Maurice Genevoix - Le roman de Renard

01/01/1958 00:00

Il s’agit d’une réécriture du célèbre Roman de Renart, parodie animale de la comédie humaine, alimenté de 1170 à 1205 par divers écrivains auteurs des branches les plus anciennes. Genevoix y ajoute plusieurs branches, toutes faisant l’éloge d’un animal pour lequel l’écrivain avoue, par le biais d’un de ses personnages, « une amitié obscure, profonde et chaude ». Nul doute que Maurice Genevoix se reconnaît en cet animal doué de vitalité, d’intelligence et d’éternelle jeunesse.

Une peinture de la vie animale
Renard, Seigneur de Maupertuis, est un goupil (ancien mot pour renard) et habite un simple lacis de ronces et de clématites, car il s’agit bien d’un goupil, un vrai, au poil roux, « ardent mais sombre, gadrouillé de noir sur le dos comme s’il se fût roulé dans le fraisil des charbonniers ». Les attitudes de Renard y sont fidèlement dépeintes : « la queue roulée sur les pattes de derrière, celles de devant pesant des plantes sur le terreau » s’agissant d’un jeune mâle « splendide, à la poitrine ample et profonde, au ventre fortement harpé sous un râble gonflé de muscles », mais doté avant toute autre chose d’une « prodigieuse vitalité ».

Symbolique
Renard se montre magnifiquement attentif, capable de déchiffrer les signes comme le Fernand d’Aubel de Un Jour, à force d’attention et de consentement : « son nez noir, brillant à la pointe du museau aigu, ne cessait de frémir, de quêter, et les conques jumelles des oreilles, roidement tournées vers l’avant, de se tendre aux bruits de l’espace. » Il accepte le temps, capable d’une patience infaillible : « attendre, toute bête sait cela, fût-elle bête de rapt et d’assaut : le juste instant, la distance exacte. »

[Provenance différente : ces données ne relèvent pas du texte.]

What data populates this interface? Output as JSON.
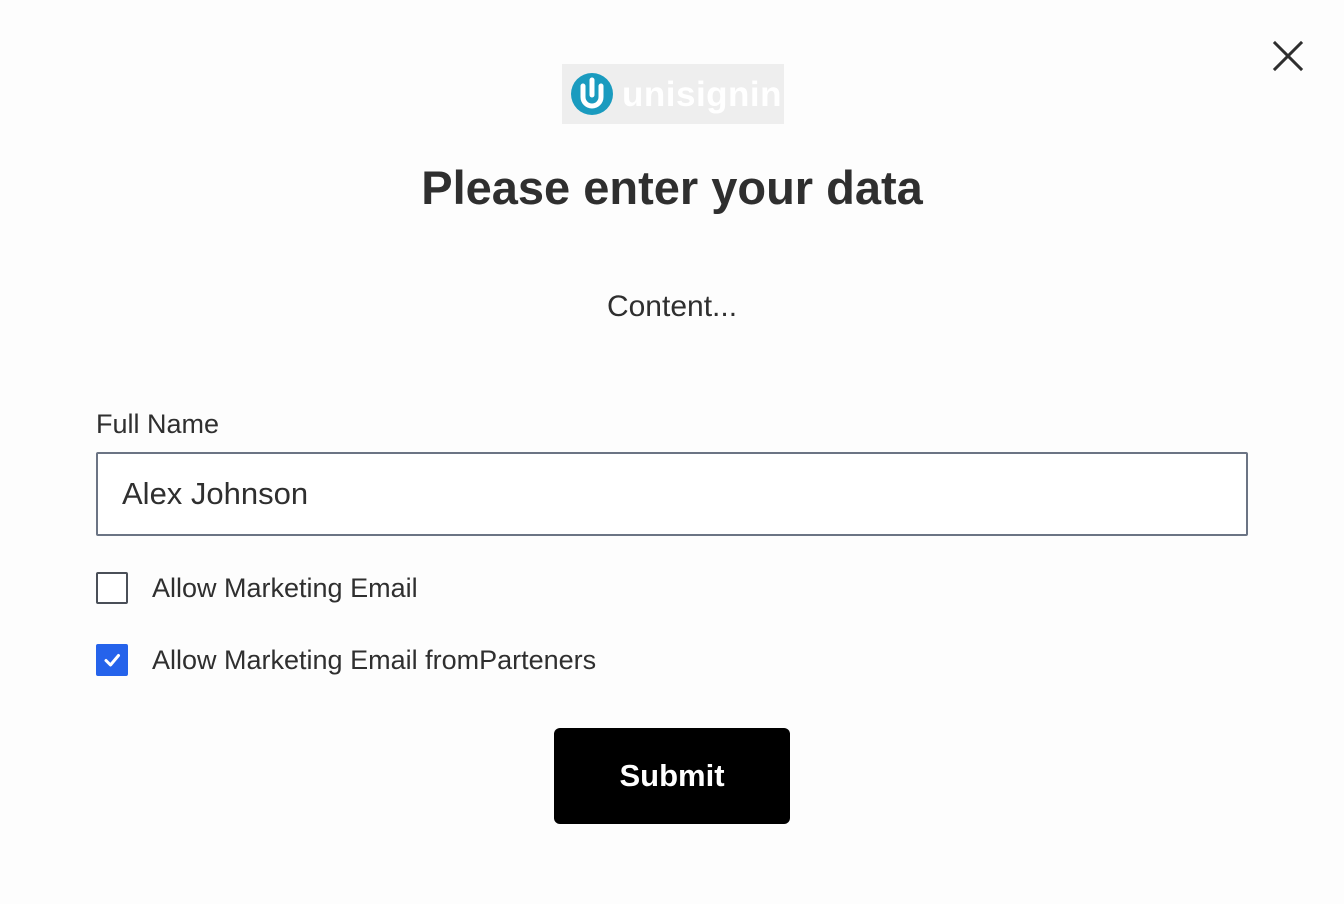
{
  "dialog": {
    "close_icon": "close-icon",
    "logo": {
      "text": "unisignin",
      "icon": "unisignin-logo-icon",
      "mark_color": "#1a9bbf",
      "background_color": "#eeeeee"
    },
    "title": "Please enter your data",
    "content": "Content...",
    "form": {
      "full_name_label": "Full Name",
      "full_name_value": "Alex Johnson",
      "checkboxes": [
        {
          "label": "Allow Marketing Email",
          "checked": false
        },
        {
          "label": "Allow Marketing Email fromParteners",
          "checked": true
        }
      ],
      "checkbox_checked_color": "#2563eb",
      "submit_label": "Submit"
    }
  }
}
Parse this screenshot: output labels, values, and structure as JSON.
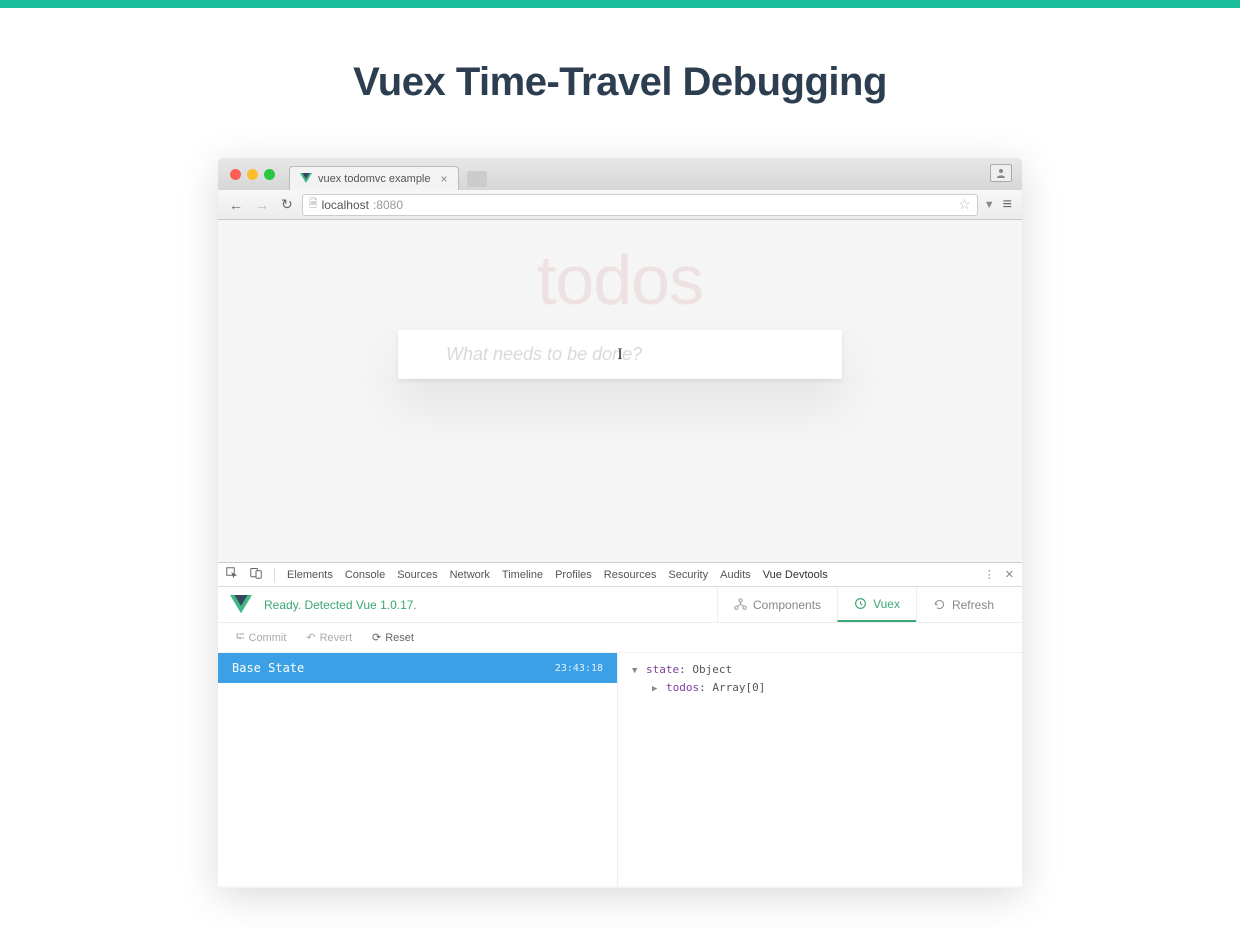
{
  "slide": {
    "title": "Vuex Time-Travel Debugging"
  },
  "browser": {
    "tab_title": "vuex todomvc example",
    "url_host": "localhost",
    "url_port": ":8080"
  },
  "app": {
    "heading": "todos",
    "input_placeholder": "What needs to be done?"
  },
  "devtools": {
    "tabs": [
      "Elements",
      "Console",
      "Sources",
      "Network",
      "Timeline",
      "Profiles",
      "Resources",
      "Security",
      "Audits",
      "Vue Devtools"
    ],
    "vue": {
      "status": "Ready. Detected Vue 1.0.17.",
      "header_tabs": {
        "components": "Components",
        "vuex": "Vuex",
        "refresh": "Refresh"
      },
      "actions": {
        "commit": "Commit",
        "revert": "Revert",
        "reset": "Reset"
      },
      "mutation": {
        "label": "Base State",
        "time": "23:43:18"
      },
      "state": {
        "root_key": "state",
        "root_val": "Object",
        "child_key": "todos",
        "child_val": "Array[0]"
      }
    }
  }
}
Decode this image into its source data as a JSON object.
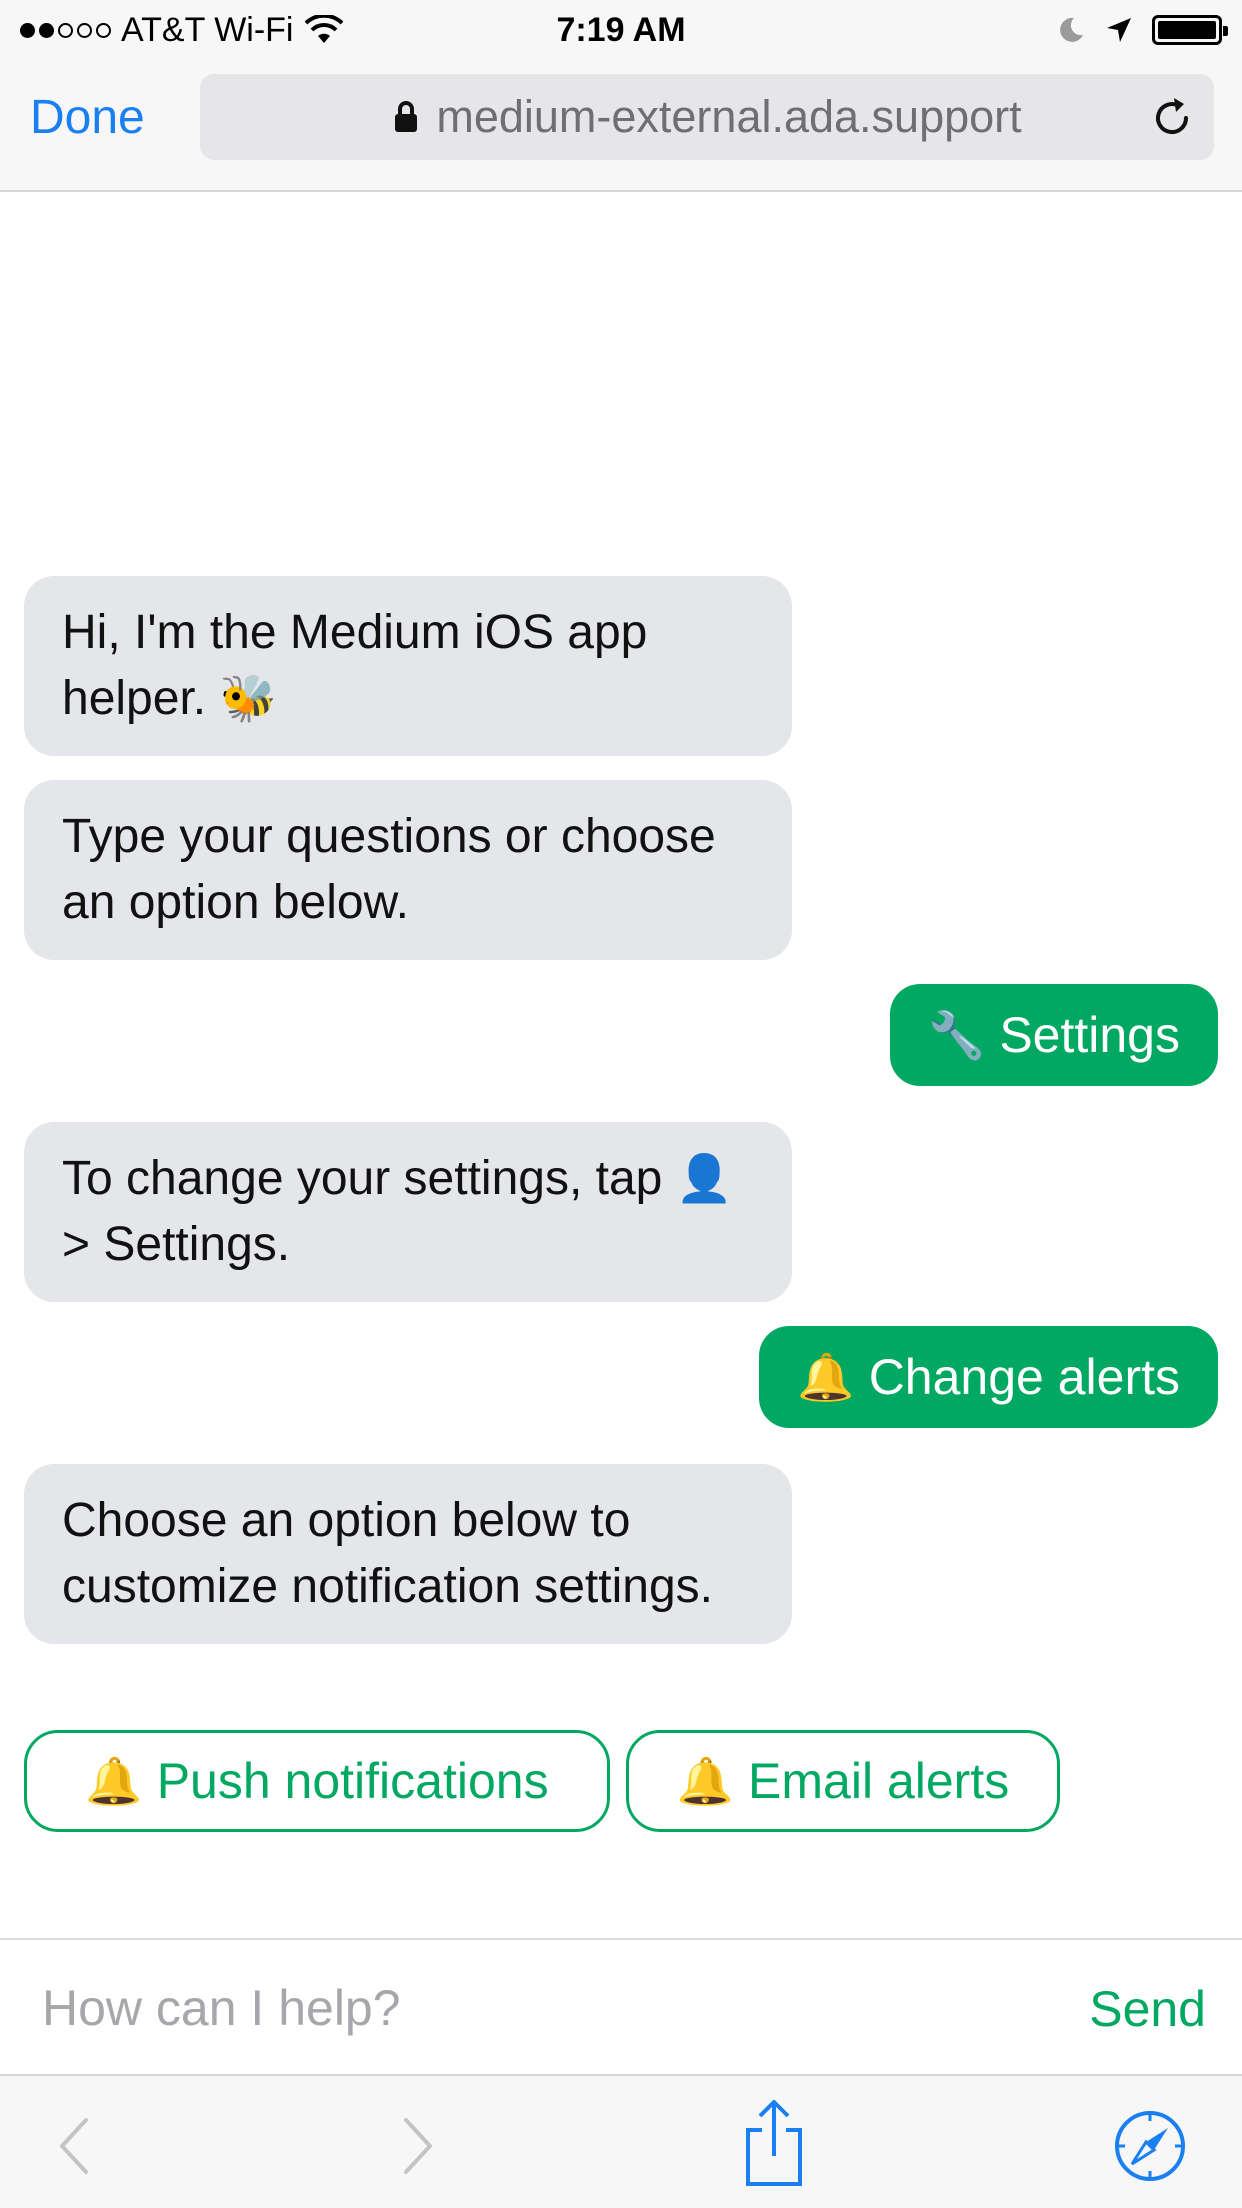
{
  "status_bar": {
    "carrier": "AT&T Wi-Fi",
    "time": "7:19 AM",
    "signal_bars_filled": 2,
    "signal_bars_total": 5,
    "battery_level": 1.0
  },
  "browser": {
    "done_label": "Done",
    "url": "medium-external.ada.support",
    "lock_icon": "lock-icon",
    "reload_icon": "reload-icon"
  },
  "chat": {
    "bot_message_1": {
      "text": "Hi, I'm the Medium iOS app helper.",
      "emoji": "🐝"
    },
    "bot_message_2": {
      "text": "Type your questions or choose an option below."
    },
    "user_message_1": {
      "emoji": "🔧",
      "text": "Settings"
    },
    "bot_message_3": {
      "text_before": "To change your settings, tap",
      "emoji": "👤",
      "text_after": "> Settings."
    },
    "user_message_2": {
      "emoji": "🔔",
      "text": "Change alerts"
    },
    "bot_message_4": {
      "text": "Choose an option below to customize notification settings."
    },
    "options": [
      {
        "emoji": "🔔",
        "label": "Push notifications"
      },
      {
        "emoji": "🔔",
        "label": "Email alerts"
      }
    ]
  },
  "composer": {
    "placeholder": "How can I help?",
    "value": "",
    "send_label": "Send"
  },
  "colors": {
    "accent": "#00a862",
    "link_blue": "#1a7ff0",
    "bubble_gray": "#e5e6ea"
  }
}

C’est au prix d’un tel consentement que Renard gagnera sa liberté au sein d’une forêt qu’il aime, autant que Maurice Genevoix aime les espaces sauvages et libres tout au long de son œuvre : « C’est sa forêt, c’est son domaine. Il sait qu’il les partage, et que pourtant ils sont tout à lui. Sa place, son terrier, son liteau, c’est Maupertuis. Et à partir de Maupertuis, tout à sa place dans la forêt, la moindre feuille et le brin de chiendent comme le charme du Grand Fouteau, énorme, plus haut que le plus haut des chênes. » A n’en pas douter, Genevoix évoque ici les Vernelles, sa demeure orléanaise acquise grâce à la dotation reçue pour Raboliot, prix Goncourt en 1925.